The central bank of the country is giving gold investors a chance to become rich. Today i.e. on August 11, country gold investors can get 147 percent returns. In fact, RBI has given investors a chance to redeem two installments of Sovereign Gold Bonds ahead of time. According to RBI circular, investors can redeem 2019-20 Series IX (released in February 2020) and 2020-21 Series V (released in August 2020) today i.e. on August 11 at the rate of Rs 10,070 per gram.
Due to which investors will get a tremendous return of 147 percent on their investment. The redemption price of Sovereign Gold Bond is determined by the redemption date based on the simple average of the 999 purity of gold fixed by the India Bullion and Jewelers Association Limited (IBJA) for the last three days. The duration of these gold bonds is eight years, but the investors have the option of premature ridging after the fifth year from the date of release;
How much return will be received on SGB 2019-20 Series-IX
Sovereign Gold Bond 2019-20 (Series IX) opened for subscription from 3 February to 7 February 2020. During the subscription period, the issue price of SGB was fixed at 4,070 per gram. Therefore, at the existing redemption price, investors can get a return of up to 147 per cent.
How much return on SGB 2020-21 Series-V
Sovereign Gold Bonds 2020-21 (Series v) opened to bid from August 3 to August 7, 2020. The issue price of bonds during the subscription period was Rs 5,334, resulting in 89 percent return on investment. Gold prices have increased rapidly over the years, affected by the global uncertainty generated by the epidemic, Russia-Ukraine War, weak US dollar and now the tariffs imposed by US President Donald Trump.
What are Sovereign Gold Bonds?
Sovereign Gold Bonds are securities supported by the government, which are associated with the price of gold. These bonds are issued by the Reserve Bank of India by the Government of India. Sovereign Gold Bonds give you a fixed interest of 2.50 percent per year on your initial investment.

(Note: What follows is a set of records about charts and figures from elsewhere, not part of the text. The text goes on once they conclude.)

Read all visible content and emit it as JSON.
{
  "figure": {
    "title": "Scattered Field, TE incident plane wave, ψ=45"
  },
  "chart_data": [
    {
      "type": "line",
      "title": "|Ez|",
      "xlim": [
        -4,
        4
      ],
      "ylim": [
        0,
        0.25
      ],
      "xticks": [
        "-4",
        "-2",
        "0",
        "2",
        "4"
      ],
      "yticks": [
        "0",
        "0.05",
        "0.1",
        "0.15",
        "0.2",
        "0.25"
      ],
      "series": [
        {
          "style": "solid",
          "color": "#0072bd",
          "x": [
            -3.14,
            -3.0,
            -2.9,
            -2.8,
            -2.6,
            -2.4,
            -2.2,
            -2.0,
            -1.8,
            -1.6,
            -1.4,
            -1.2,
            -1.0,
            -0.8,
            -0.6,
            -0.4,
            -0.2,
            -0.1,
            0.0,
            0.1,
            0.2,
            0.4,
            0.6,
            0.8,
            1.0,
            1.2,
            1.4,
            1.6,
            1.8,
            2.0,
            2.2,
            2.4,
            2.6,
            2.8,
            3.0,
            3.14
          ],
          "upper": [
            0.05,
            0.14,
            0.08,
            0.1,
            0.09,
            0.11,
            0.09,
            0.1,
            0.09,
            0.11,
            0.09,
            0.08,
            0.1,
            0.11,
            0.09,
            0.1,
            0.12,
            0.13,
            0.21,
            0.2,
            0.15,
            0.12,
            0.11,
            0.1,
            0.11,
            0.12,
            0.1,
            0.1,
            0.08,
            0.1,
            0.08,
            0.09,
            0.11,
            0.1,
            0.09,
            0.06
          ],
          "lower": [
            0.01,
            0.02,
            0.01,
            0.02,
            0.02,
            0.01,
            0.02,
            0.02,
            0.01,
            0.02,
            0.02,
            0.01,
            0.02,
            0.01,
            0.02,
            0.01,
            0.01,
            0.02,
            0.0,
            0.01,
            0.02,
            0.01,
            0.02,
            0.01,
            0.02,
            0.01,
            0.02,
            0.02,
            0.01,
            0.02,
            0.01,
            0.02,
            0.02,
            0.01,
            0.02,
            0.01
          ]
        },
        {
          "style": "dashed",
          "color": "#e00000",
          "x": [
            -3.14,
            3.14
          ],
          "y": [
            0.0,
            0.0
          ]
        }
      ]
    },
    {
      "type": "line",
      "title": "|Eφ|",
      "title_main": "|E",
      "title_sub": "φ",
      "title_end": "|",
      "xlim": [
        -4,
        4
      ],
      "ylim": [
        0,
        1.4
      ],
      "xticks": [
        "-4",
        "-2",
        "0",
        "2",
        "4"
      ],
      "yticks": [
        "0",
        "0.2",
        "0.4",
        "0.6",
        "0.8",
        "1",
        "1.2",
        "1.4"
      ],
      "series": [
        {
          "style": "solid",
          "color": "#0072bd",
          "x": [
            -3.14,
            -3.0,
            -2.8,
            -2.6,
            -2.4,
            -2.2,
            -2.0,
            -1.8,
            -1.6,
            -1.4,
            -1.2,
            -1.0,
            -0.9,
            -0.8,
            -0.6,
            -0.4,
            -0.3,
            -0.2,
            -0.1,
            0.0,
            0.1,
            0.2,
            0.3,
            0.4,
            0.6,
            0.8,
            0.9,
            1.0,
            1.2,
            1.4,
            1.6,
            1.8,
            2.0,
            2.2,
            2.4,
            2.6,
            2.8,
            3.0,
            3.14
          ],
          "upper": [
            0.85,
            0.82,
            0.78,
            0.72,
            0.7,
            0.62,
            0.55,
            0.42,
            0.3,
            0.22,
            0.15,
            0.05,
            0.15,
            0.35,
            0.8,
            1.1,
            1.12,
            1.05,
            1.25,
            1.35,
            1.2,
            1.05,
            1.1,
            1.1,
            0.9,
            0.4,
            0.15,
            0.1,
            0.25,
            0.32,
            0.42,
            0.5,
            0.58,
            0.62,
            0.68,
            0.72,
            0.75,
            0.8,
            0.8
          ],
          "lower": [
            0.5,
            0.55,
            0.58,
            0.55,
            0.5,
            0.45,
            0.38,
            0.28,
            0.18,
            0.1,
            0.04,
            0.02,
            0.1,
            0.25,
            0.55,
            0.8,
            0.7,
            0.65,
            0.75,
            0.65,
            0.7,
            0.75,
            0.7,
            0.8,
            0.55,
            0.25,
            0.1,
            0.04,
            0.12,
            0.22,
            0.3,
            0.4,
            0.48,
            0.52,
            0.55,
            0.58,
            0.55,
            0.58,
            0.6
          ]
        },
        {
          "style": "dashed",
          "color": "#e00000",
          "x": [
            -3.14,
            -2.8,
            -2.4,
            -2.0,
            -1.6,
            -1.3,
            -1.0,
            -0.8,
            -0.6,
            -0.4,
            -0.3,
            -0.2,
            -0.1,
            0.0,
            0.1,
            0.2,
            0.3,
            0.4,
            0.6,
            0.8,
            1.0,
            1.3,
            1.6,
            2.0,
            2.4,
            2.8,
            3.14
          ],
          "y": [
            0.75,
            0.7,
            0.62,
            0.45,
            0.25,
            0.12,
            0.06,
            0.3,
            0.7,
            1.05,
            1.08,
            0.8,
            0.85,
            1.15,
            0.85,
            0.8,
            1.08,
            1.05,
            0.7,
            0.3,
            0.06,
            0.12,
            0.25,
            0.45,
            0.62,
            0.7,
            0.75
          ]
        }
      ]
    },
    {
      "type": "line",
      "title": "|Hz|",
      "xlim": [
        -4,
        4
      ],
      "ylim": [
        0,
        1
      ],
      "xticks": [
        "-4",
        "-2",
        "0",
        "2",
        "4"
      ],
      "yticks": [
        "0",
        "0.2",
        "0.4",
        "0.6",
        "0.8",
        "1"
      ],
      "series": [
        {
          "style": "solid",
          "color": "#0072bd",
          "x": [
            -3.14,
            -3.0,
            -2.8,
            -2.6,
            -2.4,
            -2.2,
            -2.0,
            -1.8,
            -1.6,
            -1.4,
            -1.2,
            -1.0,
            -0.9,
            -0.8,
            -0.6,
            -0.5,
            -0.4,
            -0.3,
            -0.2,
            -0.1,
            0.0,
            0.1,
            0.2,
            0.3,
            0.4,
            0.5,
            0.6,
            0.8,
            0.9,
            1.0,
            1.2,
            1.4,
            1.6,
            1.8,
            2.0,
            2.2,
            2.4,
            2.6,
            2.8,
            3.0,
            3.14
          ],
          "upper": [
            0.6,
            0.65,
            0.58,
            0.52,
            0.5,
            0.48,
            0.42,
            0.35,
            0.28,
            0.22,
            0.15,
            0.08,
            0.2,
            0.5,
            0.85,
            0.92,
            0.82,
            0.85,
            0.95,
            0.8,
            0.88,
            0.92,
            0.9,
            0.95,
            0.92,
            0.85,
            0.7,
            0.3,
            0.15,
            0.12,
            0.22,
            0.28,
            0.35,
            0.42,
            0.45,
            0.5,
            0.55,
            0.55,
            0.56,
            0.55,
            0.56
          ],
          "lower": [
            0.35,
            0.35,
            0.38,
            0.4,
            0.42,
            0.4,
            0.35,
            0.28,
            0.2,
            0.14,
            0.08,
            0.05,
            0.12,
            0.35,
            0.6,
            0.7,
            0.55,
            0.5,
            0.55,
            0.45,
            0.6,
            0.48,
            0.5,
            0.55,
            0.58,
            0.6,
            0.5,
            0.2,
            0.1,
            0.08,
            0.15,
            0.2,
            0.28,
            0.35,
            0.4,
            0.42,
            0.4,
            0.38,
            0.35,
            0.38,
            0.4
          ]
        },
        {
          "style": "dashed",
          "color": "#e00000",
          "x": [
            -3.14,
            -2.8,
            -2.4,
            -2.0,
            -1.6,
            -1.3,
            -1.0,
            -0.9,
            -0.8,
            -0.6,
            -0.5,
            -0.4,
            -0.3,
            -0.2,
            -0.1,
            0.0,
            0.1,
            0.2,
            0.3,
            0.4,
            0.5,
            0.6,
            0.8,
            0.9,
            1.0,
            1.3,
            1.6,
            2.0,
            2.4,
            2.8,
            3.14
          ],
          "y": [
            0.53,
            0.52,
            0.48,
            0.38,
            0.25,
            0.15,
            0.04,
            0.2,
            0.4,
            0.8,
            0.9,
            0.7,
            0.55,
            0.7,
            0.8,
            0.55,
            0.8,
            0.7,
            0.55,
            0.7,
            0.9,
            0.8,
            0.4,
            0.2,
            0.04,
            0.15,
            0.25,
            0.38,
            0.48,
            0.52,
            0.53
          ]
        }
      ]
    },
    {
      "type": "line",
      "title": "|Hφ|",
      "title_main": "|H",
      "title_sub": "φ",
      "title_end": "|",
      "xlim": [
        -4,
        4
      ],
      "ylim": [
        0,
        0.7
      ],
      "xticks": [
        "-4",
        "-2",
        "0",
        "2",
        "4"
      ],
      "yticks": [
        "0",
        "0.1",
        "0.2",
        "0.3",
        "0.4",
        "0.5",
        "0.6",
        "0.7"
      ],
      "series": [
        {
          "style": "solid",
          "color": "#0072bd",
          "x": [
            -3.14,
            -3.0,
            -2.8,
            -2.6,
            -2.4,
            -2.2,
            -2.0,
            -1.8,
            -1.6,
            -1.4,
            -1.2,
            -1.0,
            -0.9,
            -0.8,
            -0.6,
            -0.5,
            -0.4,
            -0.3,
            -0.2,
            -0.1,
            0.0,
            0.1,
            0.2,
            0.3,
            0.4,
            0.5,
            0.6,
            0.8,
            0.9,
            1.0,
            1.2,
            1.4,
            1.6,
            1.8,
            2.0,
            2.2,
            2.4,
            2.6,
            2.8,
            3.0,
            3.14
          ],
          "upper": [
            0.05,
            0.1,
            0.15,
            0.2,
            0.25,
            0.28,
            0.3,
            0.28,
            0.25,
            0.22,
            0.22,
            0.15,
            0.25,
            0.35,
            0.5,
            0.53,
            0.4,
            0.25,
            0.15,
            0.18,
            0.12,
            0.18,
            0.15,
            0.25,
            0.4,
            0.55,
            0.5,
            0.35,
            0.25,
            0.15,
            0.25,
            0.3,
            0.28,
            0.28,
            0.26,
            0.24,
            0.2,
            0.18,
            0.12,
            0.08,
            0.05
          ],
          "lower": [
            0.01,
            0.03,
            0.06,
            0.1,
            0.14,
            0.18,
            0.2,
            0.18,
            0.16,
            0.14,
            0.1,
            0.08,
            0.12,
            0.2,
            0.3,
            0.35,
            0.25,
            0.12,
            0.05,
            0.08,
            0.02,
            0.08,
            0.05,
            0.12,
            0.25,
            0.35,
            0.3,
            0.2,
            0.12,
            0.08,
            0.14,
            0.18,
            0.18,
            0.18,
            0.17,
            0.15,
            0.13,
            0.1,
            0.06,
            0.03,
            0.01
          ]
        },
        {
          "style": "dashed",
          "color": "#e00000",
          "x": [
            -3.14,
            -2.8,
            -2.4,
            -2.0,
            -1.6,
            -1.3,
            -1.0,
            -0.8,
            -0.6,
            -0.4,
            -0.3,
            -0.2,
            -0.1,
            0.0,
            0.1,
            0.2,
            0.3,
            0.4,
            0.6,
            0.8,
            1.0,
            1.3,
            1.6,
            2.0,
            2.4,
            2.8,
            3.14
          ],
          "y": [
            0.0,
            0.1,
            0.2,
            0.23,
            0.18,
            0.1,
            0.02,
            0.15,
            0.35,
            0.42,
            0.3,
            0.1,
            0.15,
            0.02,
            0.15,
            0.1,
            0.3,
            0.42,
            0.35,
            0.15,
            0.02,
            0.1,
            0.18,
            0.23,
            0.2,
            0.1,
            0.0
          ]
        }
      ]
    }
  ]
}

This interest is deposited in your bank account twice a year, and the final interest comes with the original amount on the maturity of the payment bond.
If you want to withdraw bonds before maturity, then you have to contact your bank, SHCIL office, post office or agent at least 30 days before the next interest payment date. This request should be made at least one day before the interest payment date. After the approval, according to the details available on the RBI website, the funds will be transferred to your bank account given during the application.